Neutralizing antibody response to hepatitis C virus

Abstract

A critical first step in a "rational vaccine design" approach for hepatitis C virus (HCV) is to identify the most relevant mechanisms of immune protection. Emerging evidence provides support for a protective role of virus neutralizing antibodies, and the ability of the B cell response to modify the course of acute HCV infection. This has been made possible by the development of in vitro cell culture models, based on HCV retroviral pseudotype particles expressing E1E2 and infectious cell culture-derived HCV virions, and small animal models that are robust tools in studies of antibody-mediated virus neutralization. This review is focused on the immunogenic determinants on the E2 glycoprotein mediating virus neutralization and the pathways in which the virus is able to escape from immune containment. Encouraging findings from recent studies provide support for the existence of broadly neutralization antibodies that are not associated with virus escape. The identification of conserved epitopes mediating virus neutralization that are not associated with virus escape will facilitate the design of a vaccine immunogen capable of eliciting broadly neutralizing antibodies against this highly diverse virus.

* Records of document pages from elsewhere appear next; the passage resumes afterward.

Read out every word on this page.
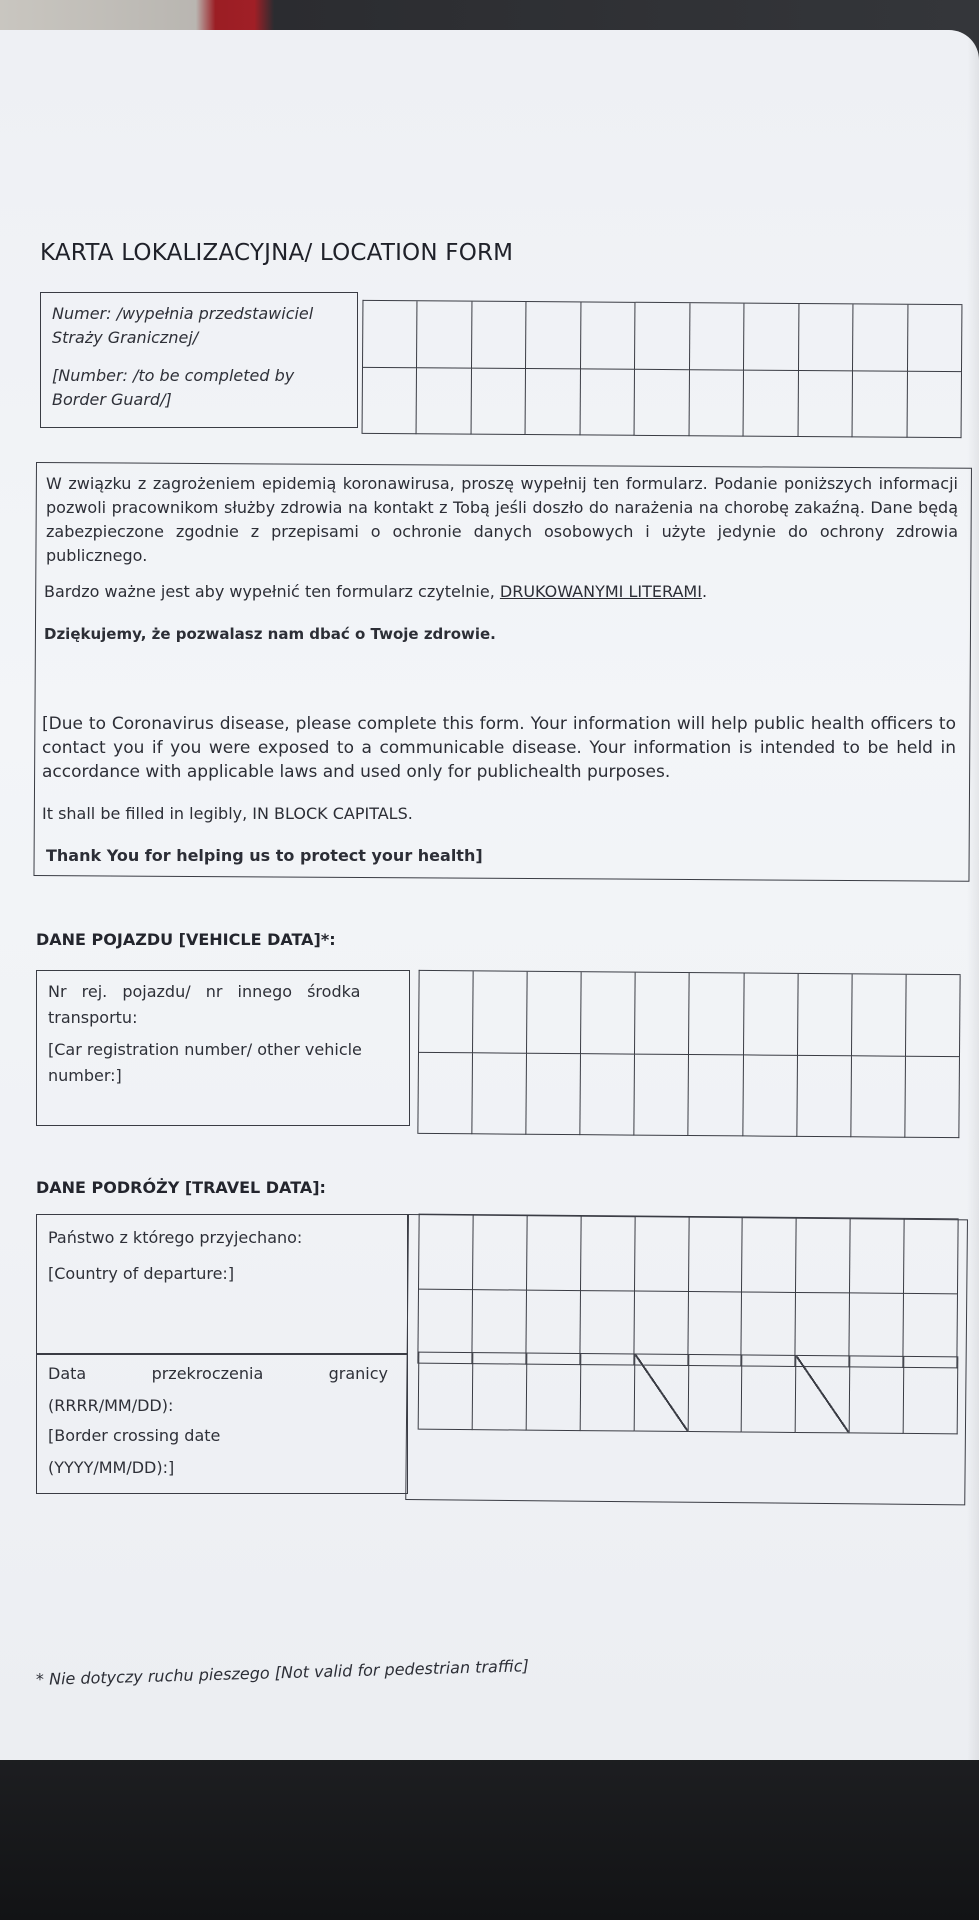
KARTA LOKALIZACYJNA/ LOCATION FORM
Numer: /wypełnia przedstawiciel
Straży Granicznej/
[Number: /to be completed by
Border Guard/]
W związku z zagrożeniem epidemią koronawirusa, proszę wypełnij ten formularz. Podanie poniższych informacji pozwoli pracownikom służby zdrowia na kontakt z Tobą jeśli doszło do narażenia na chorobę zakaźną. Dane będą zabezpieczone zgodnie z przepisami o ochronie danych osobowych i użyte jedynie do ochrony zdrowia publicznego.
Bardzo ważne jest aby wypełnić ten formularz czytelnie, DRUKOWANYMI LITERAMI.
Dziękujemy, że pozwalasz nam dbać o Twoje zdrowie.
[Due to Coronavirus disease, please complete this form. Your information will help public health officers to contact you if you were exposed to a communicable disease. Your information is intended to be held in accordance with applicable laws and used only for publichealth purposes.
It shall be filled in legibly, IN BLOCK CAPITALS.
Thank You for helping us to protect your health]
DANE POJAZDU [VEHICLE DATA]*:
Nr rej. pojazdu/ nr innego środka
transportu:
[Car registration number/ other vehicle
number:]
DANE PODRÓŻY [TRAVEL DATA]:
Państwo z którego przyjechano:
[Country of departure:]
Data	przekroczenia	granicy
(RRRR/MM/DD):
[Border crossing date
(YYYY/MM/DD):]
* Nie dotyczy ruchu pieszego [Not valid for pedestrian traffic]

Keywords: Hepatitis C virus; epitope; escape; neutralization antibodies; vaccine development.

Figure 1.

Mapping of neutralization epitopes on the HCV E2 protein sequence. The alignment of the HCV gene sequence is based on the genotype 1a, H77c (GenBank accession no. AF011751). Regions that are associated with CD81 binding (blue square), HVR1 (solid brown square), transmembrane domain (TM) and glycosylation sites (fork) are as indicated. Contact residues broadly neutralizing antibodies to both linear and conformational epitopes are as listed. Residues that participate in CD81 binding are labeled in blue and glycosylation sites that affect antibody neutralization are in dark green. For the conformational epitopes, contact residues are located mainly at two discontinuous regions, aa424–443 and aa523–540.

Figure 2.

Putative model of HCV E2 glycoprotein based on a class II fold with the expansion of Domain I and the contact residues recognized by broad neutralization antibody. The linear sequence of HCV H77-E2 ectodomain from aa384–715, is represented as a chain of beads (right) or schematic diagram of the tertiary organization (left), and the expanded DI is shown in the middle. For the model on the right, colored circles are labeled with the corresponding amino acid. Circles in pale and bright colors represent residues in the background and foreground of the domains, respectively labeled in white and black fonts. Residues that participate in CD81 binding are contoured in blue. Disulfide bonds and glycosylation sites are indicated by thick black bars and green circles, respectively, numbered sequentially. Unstructured segments are in white font on a brown background. For the left schematic diagram, DI, DII and DIII are labeled in red, yellow and blue, respectively. The connectivity of the β-strands in DI is indicated, labeled with the standard class II nomenclature. In the middle graph, the conserved epitopes recognized by broadly neutralization antibodies are labeled with yellow circle in the expanded DI. The residues recognized by linear epitope are outlined with bright purple, while conformational epitopes are outlined with dark purple. Residues that participate in CD81 binding are labeled in blue and glycosylation sites in dark green. Some of the residues are numbered as the amino acid position in the E2 glycoprotein. The specific contact residues for the conformational antibodies are located on four β-strands, C₀, D₀, E₀ and F₀, which form the top β-sheet of domain I, overlapping with CD81 binding residues. Figure 2 is adapted with permission from Krey et al. [62].